Four Simple Steps to Success for Detroit
I’ve been watching for “Domestics” here in Jersey for a bit. I see a lot of trucks/SUVs. A lot of minivans. Cars? Not as much. The lot at work is full of Acuras, Hondas, Toyotas, Nissans, BMWs…
I don’t think Jersey is alone. “Detroit” has lost generations of car buyers, and they need to take them back. Here’s an action plan:
1. It’s the Product, Stupid.
Pick a market, any market. If you’re going to compete in it, your offering has to better the best in the field (let’s just go with generic consumer opinion and call this company Honyota). If you feel your car is the best in the market niche, you’ll do stuff like pull Honyotas into your showroom and dare people to compare. That is the true sort of bold move it will take; not a marketing slogan, not a ‘tough’ image. Tell people “We benchmarked the Honyota Camcord, and after we matched it, we bettered it. Our car is the new benchmark.
2. Marketing your way out of the cellar
Show people, specifically, why your car is better. Not “a great value”. Not “$3,000 less than a Camcord”. Better. Period, End of message. You’ll have to mention promotions and such of course, but the unmistakable message has to be “our car is better”. Because it is (see number #1).
3. Fix the dealer body.
Now it gets tricky. Customers think they’ve been screwed by the dealer, the dealer thinks they’ve been screwed by Corporate, and everyone thinks Corporate doesn’t give a toss.
This is not a position of strength. Some progess was made with the ‘customer one’ program, but that’s probably all been flushed. I don’t know if anyone takes the Five Star system seriously. I hear many complaints about Five Star dealers, yet there’s a reason why my small town dealer has gotten our families’ business since 1980 – and the existence or lack of a ‘Five Star’ banner has nothing to do with it. They’re a small outfit, with a small lot and without the gleaming new corporate building. We have however gotten fair deals on the cars that have been bought there new and used (86 New Yorker, 87 Horizon, 89 Lebaron, 90 Imperial, 92 5th Ave, 04 PT, 05 PT) and when they need service they’re reliably fixed the first time. Maybe a good start would be to retool the Five Star program to reward the dealers with the happiest customers, and to actually help the dealers make and keep people happy. Again, “spy” on the industry leader, and better that experience.
None of the above is optional, and none of it is enough either. There are a lot of people singing “Won’t get fooled again” as they drive by Big Three dealers, so the most herculean task will be:
4. Convince people you really, really mean it this time. Really.

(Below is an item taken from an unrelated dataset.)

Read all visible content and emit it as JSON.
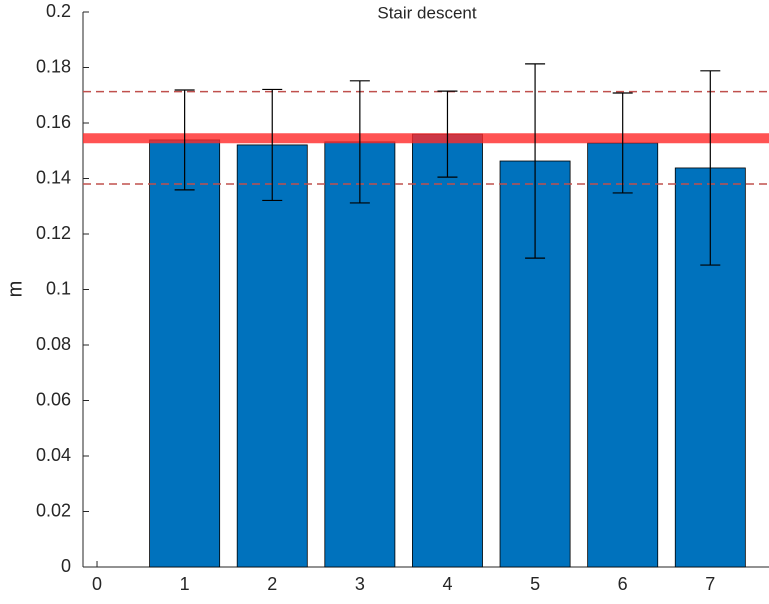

GM has several deep home runs out there now, and they’re having a bit of trouble with #4. The key here is you don’t want to beg, it shows weakness. From #1 to #3 the key has been acting from a position of well earned strength. Don’t muck it up now with test drive vouchers for HOnyota owners or such. Stay on message, bring back the “If you can find a better car, buy it” because, now, you do have the better product – no qualifiers needed. This is where Detroit needs to go for the Grand Slam, because it’s possibly the last pitched battle for Chrysler and Ford especially.
Oh, and you can’t screw up. No grenading transmissions, no popping head gaskets, no jerking around owners, no ignition fires…..again this is not optional. Sure, things slip through, but the A604 style disasters are simply a death knell at this point. Head gasket problem? Fix it fast, fix it right, kiss the….feet….of affected owners. But avoiding the problem is #1 on the list, and avoiding the PR nightmare is the new #1 if something slips through (and it will, even on Honyotas)
In a sentence, Detroit simply has to be better than the competition. I don’t think “competitive” is going to cut it.
I think they can do it. However, if they haven’t already instituted the above mindset, they may already be too late (barring some huge quality gaffes by the competition).